The U.S. Food and Drug Administration (FDA) has granted **FDA omisirge approval** to Omisirge (omidubicel-onlv), an allogeneic hematopoietic stem cell transplantation product. This approval marks a significant advancement in treating hematologic malignancies, offering a new option for patients undergoing stem cell transplantation. The cellular therapy is intended to improve engraftment and immune reconstitution, particularly in individuals lacking matched donors.

Drug Overview

Omisirge (omidubicel-onlv) is a cellular therapy product derived from umbilical cord blood.
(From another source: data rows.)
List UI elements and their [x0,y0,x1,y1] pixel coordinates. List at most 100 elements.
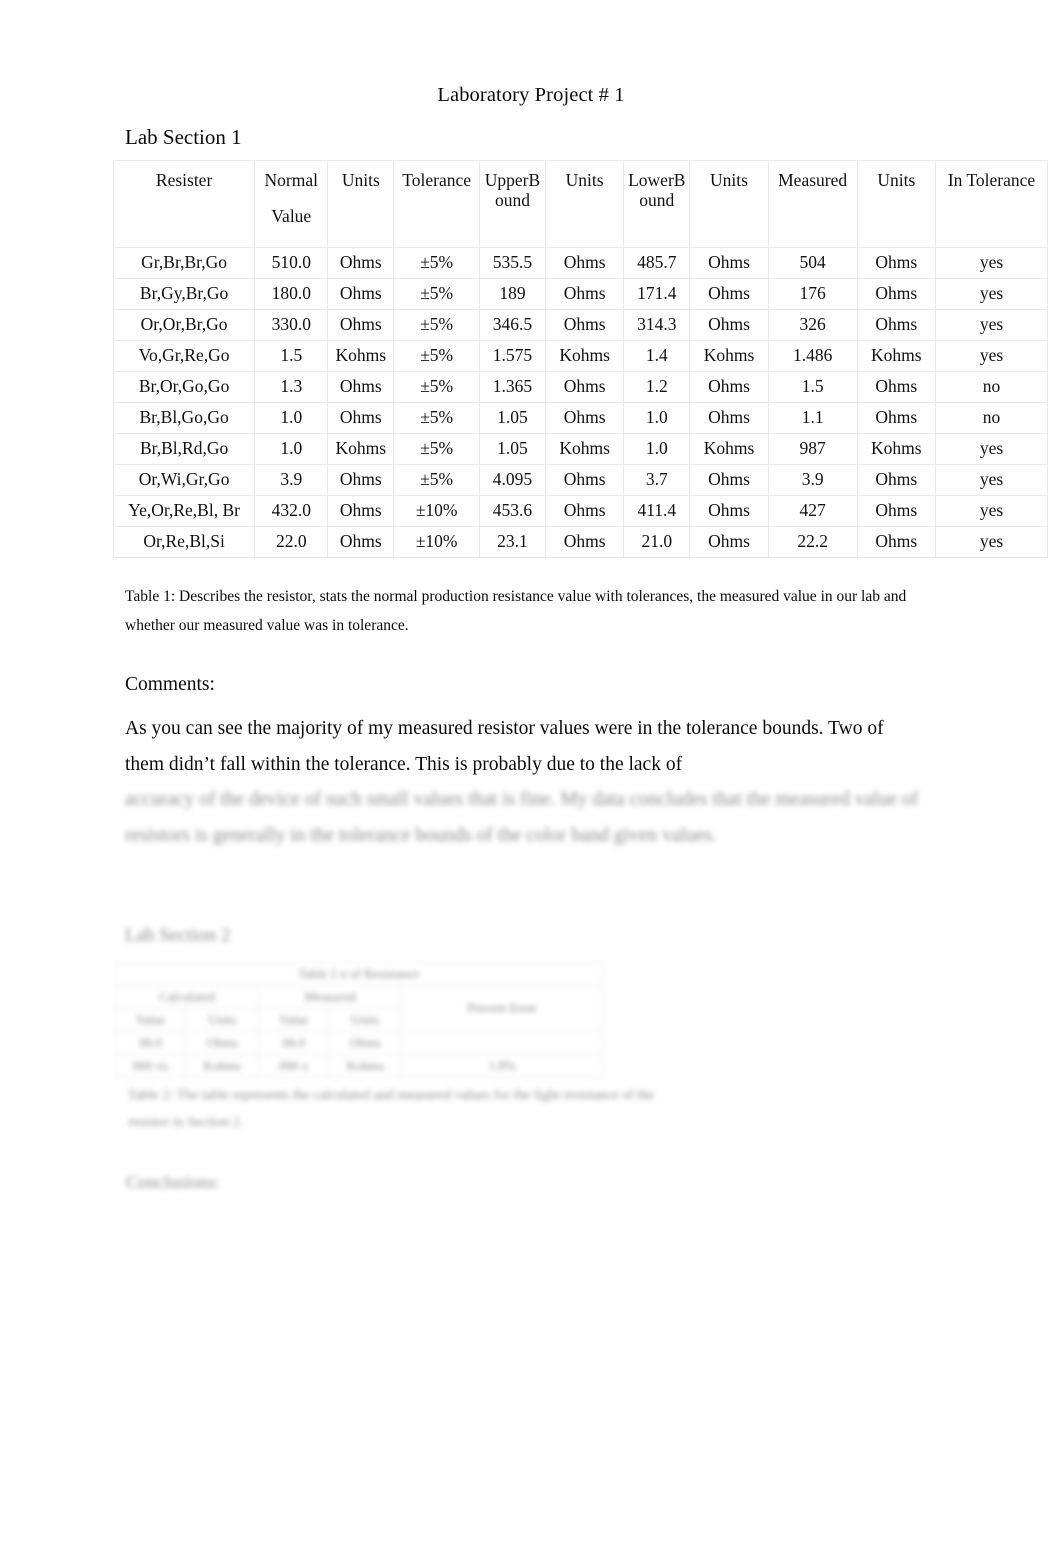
cell-measured: 504 [767,247,858,279]
cell-units-1: Kohms [327,433,395,465]
cell-units-3: Ohms [689,247,769,279]
table-1-caption: Table 1: Describes the resistor, stats t… [125,588,907,634]
cell-units-2: Ohms [544,309,625,341]
header-lower-bound: LowerBound [623,160,691,248]
cell-in-tolerance: yes [935,433,1048,465]
cell-measured: 1.486 [767,340,858,372]
table-row: Or,Or,Br,Go 330.0 Ohms ±5% 346.5 Ohms 314.3 Ohm… [112,309,1048,341]
cell-in-tolerance: yes [935,278,1048,310]
header-units-1-line1: Units [341,170,380,190]
cell-normal-value: 330.0 [254,309,329,341]
cell-units-3: Kohms [689,340,769,372]
cell-units-2: Ohms [544,371,625,403]
header-in-tolerance-line1: In Tolerance [947,170,1036,190]
cell-normal-value: 510.0 [254,247,329,279]
section-2-cell: Ohms [185,1031,260,1055]
resistor-table-body: Gr,Br,Br,Go 510.0 Ohms ±5% 535.5 Ohms 485.7 Ohm… [112,247,1048,558]
cell-resister: Br,Gy,Br,Go [112,278,256,310]
cell-units-1: Ohms [327,495,395,527]
cell-lower-bound: 1.4 [623,340,691,372]
cell-upper-bound: 1.575 [479,340,546,372]
cell-resister: Br,Bl,Rd,Go [112,433,256,465]
cell-resister: Gr,Br,Br,Go [112,247,256,279]
cell-units-3: Ohms [689,278,769,310]
conclusions-label: Conclusions: [126,1172,221,1192]
section-2-cell: 000 x [258,1054,330,1078]
cell-units-1: Ohms [327,247,395,279]
section-2-table-group-header-row: Calculated Measured Percent Error [114,985,603,1032]
cell-units-3: Ohms [689,464,769,496]
cell-measured: 987 [767,433,858,465]
section-2-table-container: Table 2 n of Resistance Calculated Measure… [114,962,603,1078]
header-units-3-line1: Units [710,170,748,190]
section-2-sub-header: Value [258,1008,330,1032]
table-row: Or,Re,Bl,Si 22.0 Ohms ±10% 23.1 Ohms 21.0 Ohms 2… [112,526,1048,558]
header-units-3: Units [689,160,769,248]
cell-units-4: Ohms [856,309,937,341]
table-row: Ye,Or,Re,Bl, Br 432.0 Ohms ±10% 453.6 Ohms 411… [112,495,1048,527]
cell-tolerance: ±5% [393,340,481,372]
cell-lower-bound: 485.7 [623,247,691,279]
cell-in-tolerance: yes [935,526,1048,558]
cell-upper-bound: 1.365 [479,371,546,403]
cell-units-1: Ohms [327,371,395,403]
cell-units-1: Ohms [327,309,395,341]
table-row: Br,Bl,Go,Go 1.0 Ohms ±5% 1.05 Ohms 1.0 Ohms 1.1 O… [112,402,1048,434]
cell-units-4: Ohms [856,464,937,496]
cell-tolerance: ±5% [393,371,481,403]
header-units-4-line1: Units [877,170,916,190]
cell-resister: Or,Re,Bl,Si [112,526,256,558]
header-upper-line1: Upper [484,170,529,190]
cell-units-1: Ohms [327,278,395,310]
header-upper-bound: UpperBound [479,160,546,248]
cell-lower-bound: 411.4 [623,495,691,527]
section-2-cell: 000 xx [114,1054,187,1078]
resistor-table-container: Resister Normal Value Units Tolerance Upp… [112,160,1048,558]
section-heading-lab-section-1: Lab Section 1 [125,125,242,149]
cell-in-tolerance: yes [935,247,1048,279]
cell-upper-bound: 189 [479,278,546,310]
header-units-2-line1: Units [565,170,604,190]
cell-resister: Br,Bl,Go,Go [112,402,256,434]
cell-in-tolerance: no [935,402,1048,434]
cell-in-tolerance: yes [935,495,1048,527]
section-2-cell: 1.8% [401,1054,603,1078]
cell-units-4: Kohms [856,433,937,465]
cell-units-3: Ohms [689,402,769,434]
cell-normal-value: 1.3 [254,371,329,403]
cell-normal-value: 1.0 [254,402,329,434]
table-row: Gr,Br,Br,Go 510.0 Ohms ±5% 535.5 Ohms 485.7 Ohm… [112,247,1048,279]
section-2-table-row: 000 xx Kohms 000 x Kohms 1.8% [114,1054,603,1078]
cell-normal-value: 3.9 [254,464,329,496]
document-page: Laboratory Project # 1 Lab Section 1 Res… [0,0,1062,1561]
section-2-cell: Kohms [328,1054,403,1078]
cell-units-2: Kohms [544,340,625,372]
cell-tolerance: ±10% [393,526,481,558]
cell-tolerance: ±5% [393,278,481,310]
cell-in-tolerance: yes [935,309,1048,341]
cell-upper-bound: 1.05 [479,402,546,434]
table-header-row: Resister Normal Value Units Tolerance Upp… [112,160,1048,248]
header-measured-line1: Measured [778,170,848,190]
cell-units-1: Ohms [327,526,395,558]
header-resister: Resister [112,160,256,248]
section-2-group-header: Calculated [114,985,260,1009]
section-2-cell: Kohms [185,1054,260,1078]
cell-resister: Ye,Or,Re,Bl, Br [112,495,256,527]
section-2-cell [401,1031,603,1055]
cell-units-1: Kohms [327,340,395,372]
cell-normal-value: 1.0 [254,433,329,465]
comments-label: Comments: [125,674,215,695]
cell-units-2: Kohms [544,433,625,465]
table-row: Br,Gy,Br,Go 180.0 Ohms ±5% 189 Ohms 171.4 Ohms 1… [112,278,1048,310]
cell-tolerance: ±5% [393,402,481,434]
cell-lower-bound: 1.2 [623,371,691,403]
cell-measured: 326 [767,309,858,341]
cell-tolerance: ±5% [393,464,481,496]
header-units-1: Units [327,160,395,248]
cell-lower-bound: 314.3 [623,309,691,341]
cell-in-tolerance: yes [935,340,1048,372]
table-row: Br,Bl,Rd,Go 1.0 Kohms ±5% 1.05 Kohms 1.0 Kohms 9… [112,433,1048,465]
cell-upper-bound: 4.095 [479,464,546,496]
header-units-4: Units [856,160,937,248]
It is indicated for use in allogeneic hematopoietic stem cell transplantation (HSCT) to treat hematologic malignancies such as leukemia and lymphoma. The mechanism of action involves ex vivo expansion of CD34+ hematopoietic stem and progenitor cells from umbilical cord blood using nicotinamide-based culture technology to increase cell dose and improve engraftment kinetics.

Clinical Insights

Omisirge's efficacy was demonstrated in a Phase III clinical trial. The primary endpoint was time to neutrophil engraftment and incidence of graft failure. Key efficacy data showed faster neutrophil and platelet recovery compared to standard cord blood transplantation. The safety profile of omidubicel-onlv is consistent with adverse events typical of allogeneic HSCT, including graft-versus-host disease (GVHD), infections due to immunosuppression, and cytopenias. No unexpected toxicities were reported in clinical trials.

Regulatory Context

The approval pathway for omidubicel involved an Investigational New Drug (IND) application, followed by Phase 1/2 safety and efficacy trials, and a pivotal Phase 3 study. The FDA review included evaluation under the biologics license application (BLA) process, with considerations for cellular and gene therapy product regulations.

Market Impact

Omisirge offers a novel alternative to traditional bone marrow and peripheral blood stem cell transplants, especially for patients without matched donors. The target population includes patients undergoing allogeneic hematopoietic stem cell transplantation for hematologic malignancies such as leukemia and lymphoma, particularly those lacking matched sibling or unrelated donors. It differentiates itself by using nicotinamide-based ex vivo expansion of cord blood CD34+ cells to increase cell dose and improve engraftment kinetics, offering faster hematopoietic recovery compared to standard cord blood transplantation. Competitive drugs include bone marrow stem cells, peripheral blood stem cells, and other cord blood-derived products.

Future Outlook

Further studies may explore label expansions and combination trials to broaden the applicability of Omisirge in different patient populations and treatment settings.

Frequently Asked Questions

References

References

1. U.S. Food and Drug Administration. FDA approval. Accessed 2026-04-03.